Neben der MoVe 35 Arbeitsgruppe und den Ortsbeiräten war besagte Online-Umfrage das zentrale Element, um die "breite Öffentlichkeit" in den Prozess einzubinden. marburgmachtmit.de wurde Anfang September 2019 als "zentrale Anlaufstelle … zu mehr Bürgerbeteiligung und Bürgerengagement … an den Start gebracht".

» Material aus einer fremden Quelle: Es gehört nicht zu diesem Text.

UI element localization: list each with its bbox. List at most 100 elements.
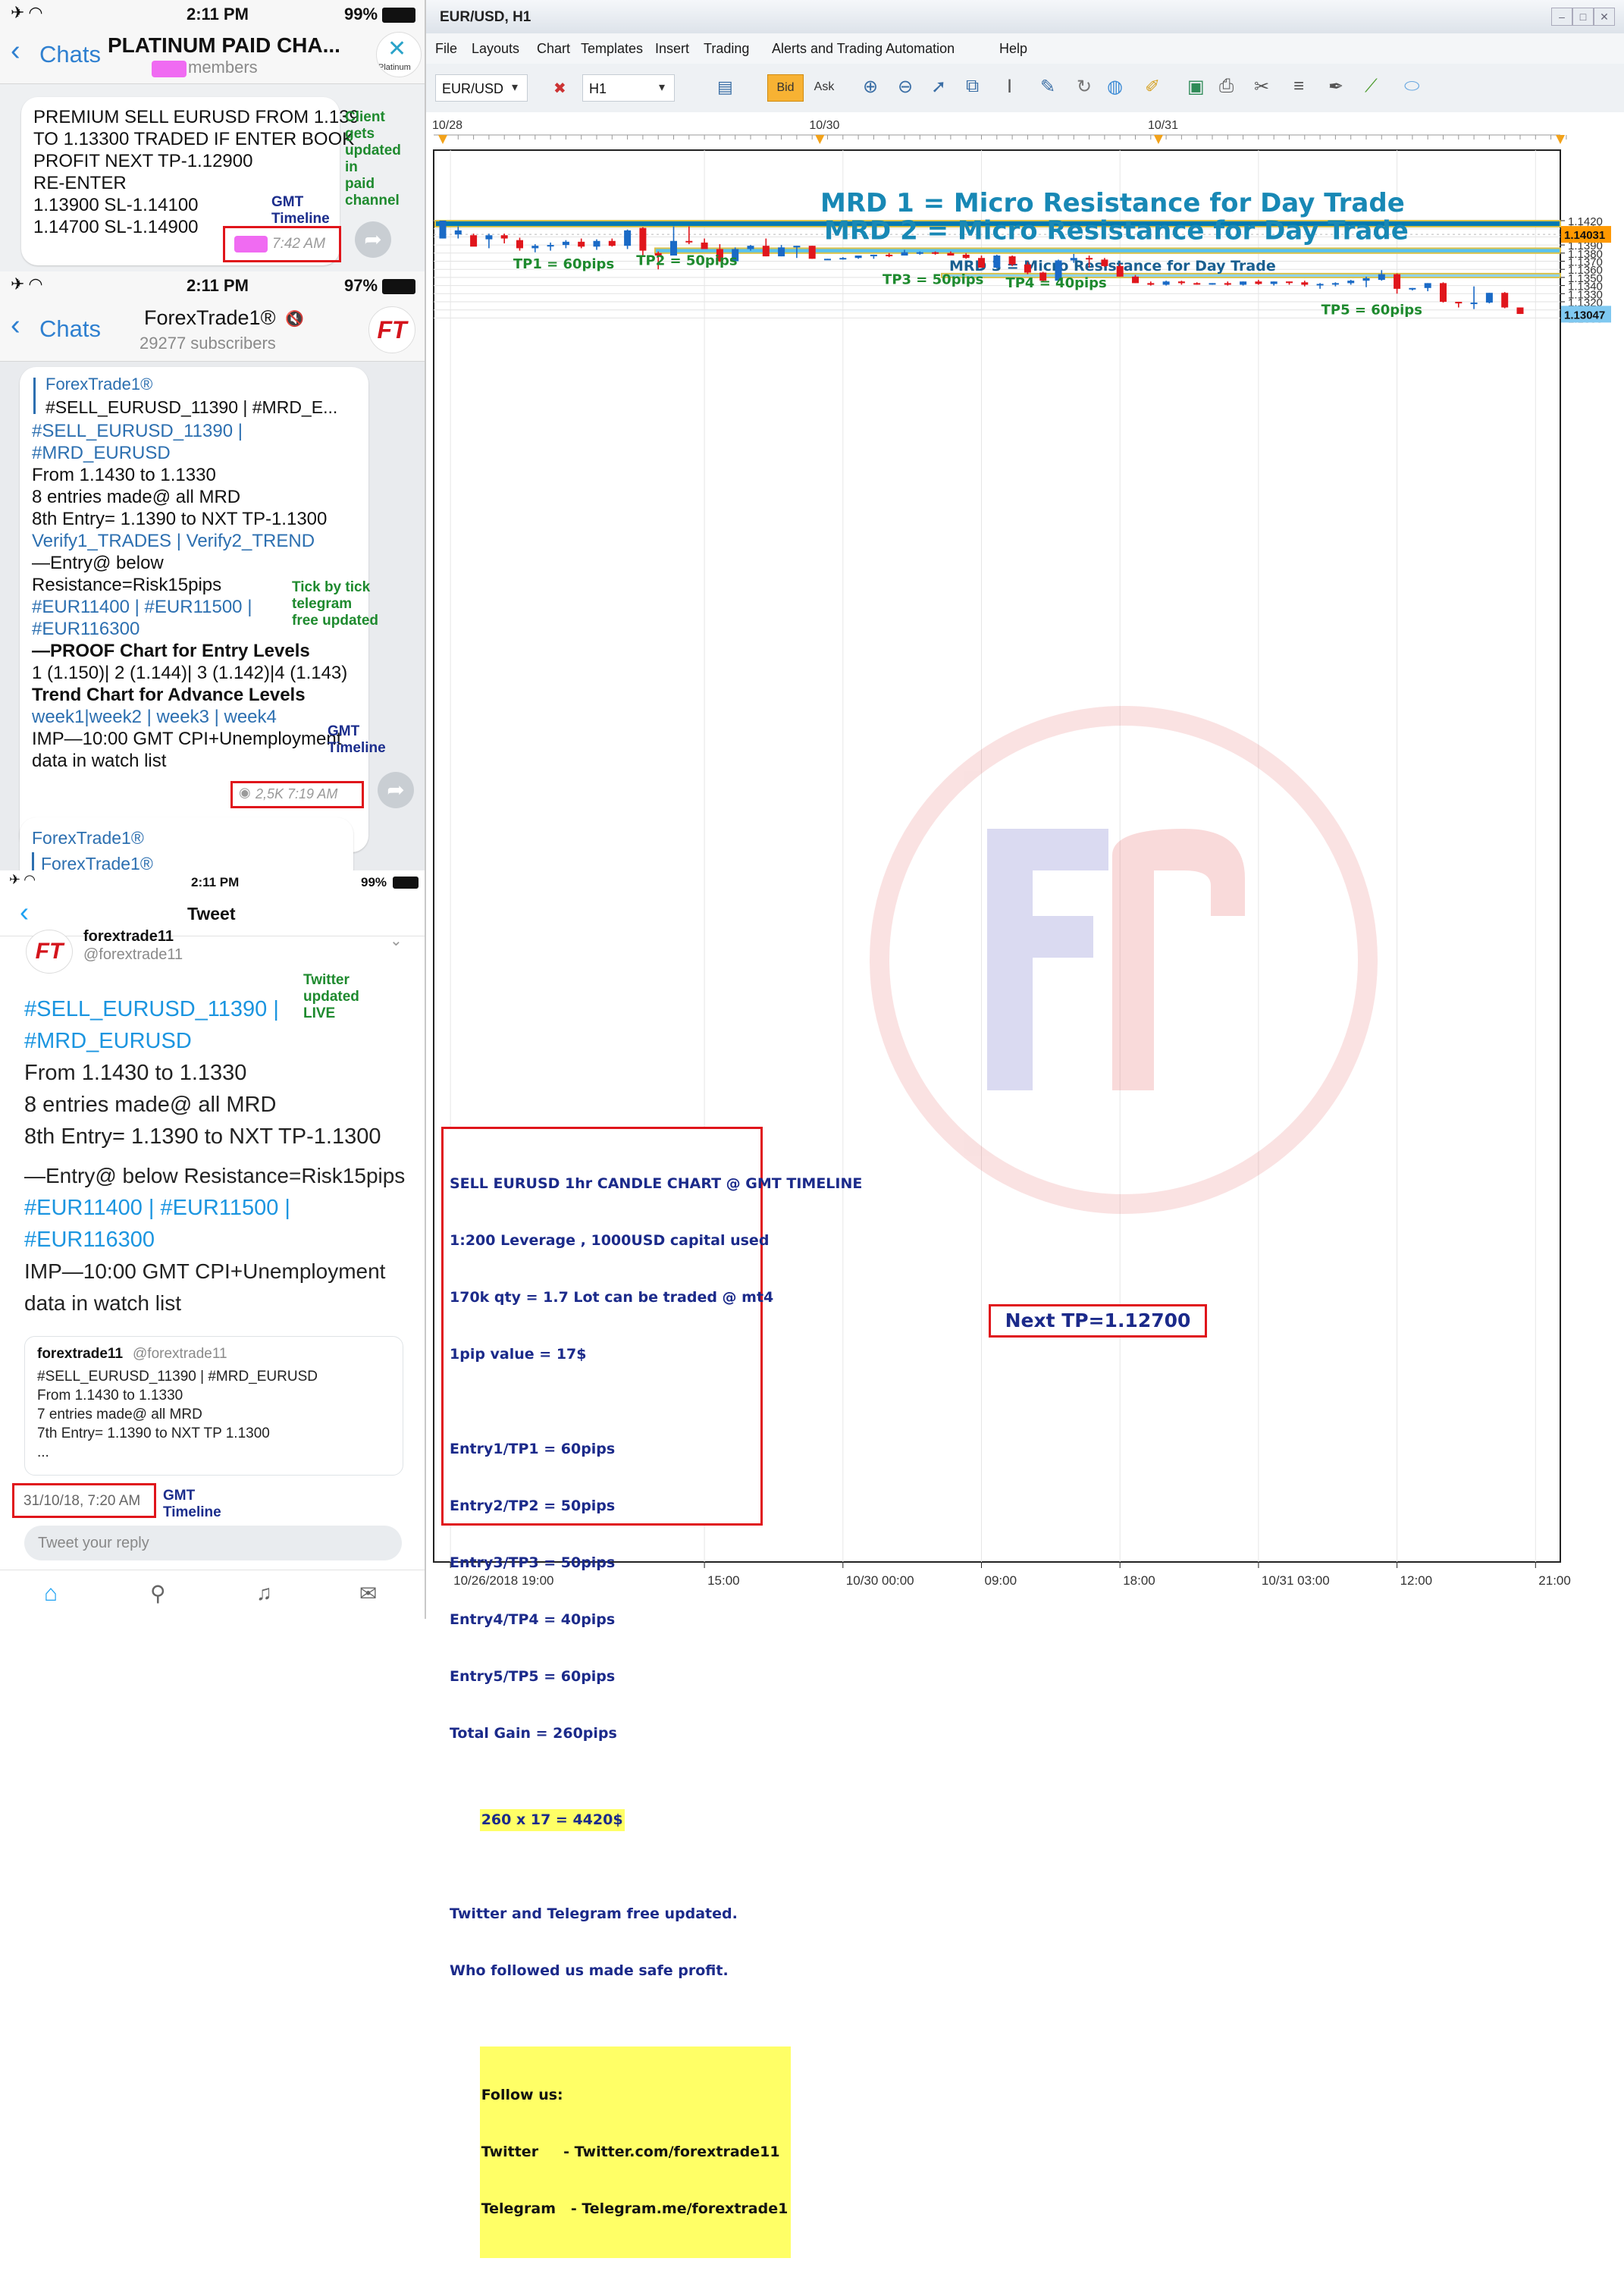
period-separator-icon[interactable]: Ⅰ xyxy=(1007,76,1012,98)
print-icon[interactable]: ⎙ xyxy=(1219,76,1234,97)
candle-body xyxy=(1240,281,1247,285)
back-chevron-icon[interactable]: ‹ xyxy=(11,309,20,342)
minimize-button[interactable]: – xyxy=(1551,8,1572,26)
tp-label: TP4 = 40pips xyxy=(1005,275,1106,291)
zoom-out-icon[interactable]: ⊖ xyxy=(898,76,913,98)
indicators-icon[interactable]: ⧉ xyxy=(966,76,979,97)
bid-button[interactable]: Bid xyxy=(767,74,804,102)
maximize-button[interactable]: □ xyxy=(1572,8,1594,26)
globe-icon[interactable]: ◍ xyxy=(1107,76,1123,98)
back-chevron-icon[interactable]: ‹ xyxy=(11,35,20,67)
week-links[interactable]: week1|week2 | week3 | week4 xyxy=(32,706,365,728)
tweet-line: —Entry@ below Resistance=Risk15pips xyxy=(24,1164,406,1187)
candle-body xyxy=(870,254,877,256)
candle-body xyxy=(1409,287,1416,290)
author-avatar[interactable]: FT xyxy=(26,930,73,974)
candle-body xyxy=(608,240,616,246)
tweet-menu-chevron-icon[interactable]: ⌄ xyxy=(390,931,403,950)
objects-icon[interactable]: ✎ xyxy=(1040,76,1055,98)
trendline-icon[interactable]: ⟋ xyxy=(1365,76,1378,97)
paid-message-line: RE-ENTER xyxy=(33,173,127,193)
symbol-select[interactable]: EUR/USD ▾ xyxy=(435,74,528,102)
close-button[interactable]: ✕ xyxy=(1594,8,1615,26)
airplane-wifi-icon: ✈ ◠ xyxy=(11,274,42,293)
trade-info-box: SELL EURUSD 1hr CANDLE CHART @ GMT TIMEL… xyxy=(441,1127,862,2258)
home-tab-icon[interactable]: ⌂ xyxy=(44,1581,58,1607)
candle-body xyxy=(978,258,985,268)
message-line: From 1.1430 to 1.1330 xyxy=(32,465,216,485)
menu-insert[interactable]: Insert xyxy=(655,41,689,57)
candle-body xyxy=(824,259,831,261)
ruler-icon[interactable]: ✐ xyxy=(1145,76,1160,98)
ellipse-icon[interactable]: ⬭ xyxy=(1404,76,1420,97)
follow-us-block: Follow us: Twitter - Twitter.com/forextr… xyxy=(479,2046,792,2258)
notifications-tab-icon[interactable]: ♫ xyxy=(256,1581,272,1605)
candle-body xyxy=(1362,278,1370,281)
tweet-line: From 1.1430 to 1.1330 xyxy=(24,1061,247,1085)
menu-chart[interactable]: Chart xyxy=(537,41,570,57)
draw-tools-icon[interactable]: ✂ xyxy=(1254,76,1269,98)
refresh-icon[interactable]: ↻ xyxy=(1077,76,1092,98)
back-to-chats-link[interactable]: Chats xyxy=(39,41,101,68)
menu-trading[interactable]: Trading xyxy=(704,41,749,57)
hashtag-link[interactable]: #MRD_EURUSD xyxy=(24,1025,419,1057)
twitter-tweet-screen: ✈ ◠ 2:11 PM 99% ‹ Tweet FT forextrade11 … xyxy=(0,870,425,1619)
messages-tab-icon[interactable]: ✉ xyxy=(359,1581,377,1606)
hashtag-link[interactable]: #SELL_EURUSD_11390 | xyxy=(32,420,365,442)
trading-platform-window: EUR/USD, H1 – □ ✕ File Layouts Chart Tem… xyxy=(426,0,1624,2258)
candle-body xyxy=(485,235,493,240)
back-to-chats-link[interactable]: Chats xyxy=(39,315,101,343)
hashtag-link[interactable]: #SELL_EURUSD_11390 | xyxy=(24,993,419,1025)
menu-templates[interactable]: Templates xyxy=(581,41,643,57)
verify-links[interactable]: Verify1_TRADES | Verify2_TREND xyxy=(32,530,365,552)
candle-body xyxy=(547,245,554,247)
timeframe-select[interactable]: H1 ▾ xyxy=(582,74,675,102)
candle-body xyxy=(1440,283,1447,302)
x-tick-label: 10/31 03:00 xyxy=(1262,1573,1330,1588)
symbol-flag-icon[interactable]: ✖ xyxy=(553,79,566,98)
tp-label: TP2 = 50pips xyxy=(636,252,737,268)
message-line: Trend Chart for Advance Levels xyxy=(32,685,306,705)
candle-body xyxy=(1301,282,1309,285)
hashtag-link[interactable]: #EUR116300 xyxy=(24,1224,419,1256)
back-chevron-icon[interactable]: ‹ xyxy=(20,896,29,928)
candle-body xyxy=(839,258,847,260)
search-tab-icon[interactable]: ⚲ xyxy=(150,1581,166,1606)
ask-button[interactable]: Ask xyxy=(807,74,842,100)
candle-body xyxy=(470,235,478,247)
candle-body xyxy=(1270,281,1278,284)
chart-type-icon[interactable]: ▤ xyxy=(717,77,733,97)
cursor-tool-icon[interactable]: ➚ xyxy=(931,76,946,98)
menu-help[interactable]: Help xyxy=(999,41,1027,57)
quote-line: #SELL_EURUSD_11390 | #MRD_EURUSD xyxy=(37,1369,318,1385)
hashtag-link[interactable]: #MRD_EURUSD xyxy=(32,442,365,464)
menu-layouts[interactable]: Layouts xyxy=(472,41,519,57)
channel-avatar[interactable]: FT xyxy=(368,306,415,353)
zoom-in-icon[interactable]: ⊕ xyxy=(863,76,878,98)
battery-icon xyxy=(382,279,415,294)
candle-body xyxy=(701,242,708,249)
mrd-zone xyxy=(654,247,1561,254)
pen-icon[interactable]: ✒ xyxy=(1328,76,1343,98)
chat-header: ‹ Chats PLATINUM PAID CHA... members ✕ P… xyxy=(0,27,425,84)
reply-input[interactable]: Tweet your reply xyxy=(24,1526,402,1560)
screenshot-icon[interactable]: ▣ xyxy=(1187,76,1205,98)
candle-body xyxy=(1394,274,1401,289)
menu-alerts[interactable]: Alerts and Trading Automation xyxy=(772,41,955,57)
quote-author-handle: @forextrade11 xyxy=(133,1346,227,1362)
member-count-redacted xyxy=(152,61,187,77)
timestamp-highlight-box: ◉ 2,5K 7:19 AM xyxy=(230,781,364,808)
channel-avatar[interactable]: ✕ Platinum xyxy=(376,32,422,77)
lines-icon[interactable]: ≡ xyxy=(1293,76,1304,97)
quoted-tweet-card[interactable]: forextrade11 @forextrade11 #SELL_EURUSD_… xyxy=(24,1336,403,1476)
message-line: data in watch list xyxy=(32,751,167,771)
top-date-label: 10/28 xyxy=(432,119,462,132)
forward-arrow-icon[interactable]: ➦ xyxy=(355,221,391,258)
subscriber-count: 29277 subscribers xyxy=(140,334,276,353)
entry-levels-links[interactable]: 1 (1.150)| 2 (1.144)| 3 (1.142)|4 (1.143… xyxy=(32,662,365,684)
hashtag-link[interactable]: #EUR11400 | #EUR11500 | xyxy=(24,1192,419,1224)
author-name[interactable]: forextrade11 xyxy=(83,928,174,946)
toolbar: EUR/USD ▾ ✖ H1 ▾ ▤ Bid Ask ⊕ ⊖ ➚ ⧉ Ⅰ ✎ ↻… xyxy=(426,64,1624,113)
forward-arrow-icon[interactable]: ➦ xyxy=(378,772,414,808)
menu-file[interactable]: File xyxy=(435,41,457,57)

Unklar scheint zwar die genaue Teilnehmerzahl an der Umfrage zu sein - auf der MoVe 35-Seite der Stadt sind es 3.762, im MoVe Endbericht 3.570 und in der Dokumentation der Auswertung "über 3.750" Personen. Gleichwohl interessiert mich brennend die Frage, auf welchem Weg die Teilnehmer über den Beginn der Umfrage informiert worden sind.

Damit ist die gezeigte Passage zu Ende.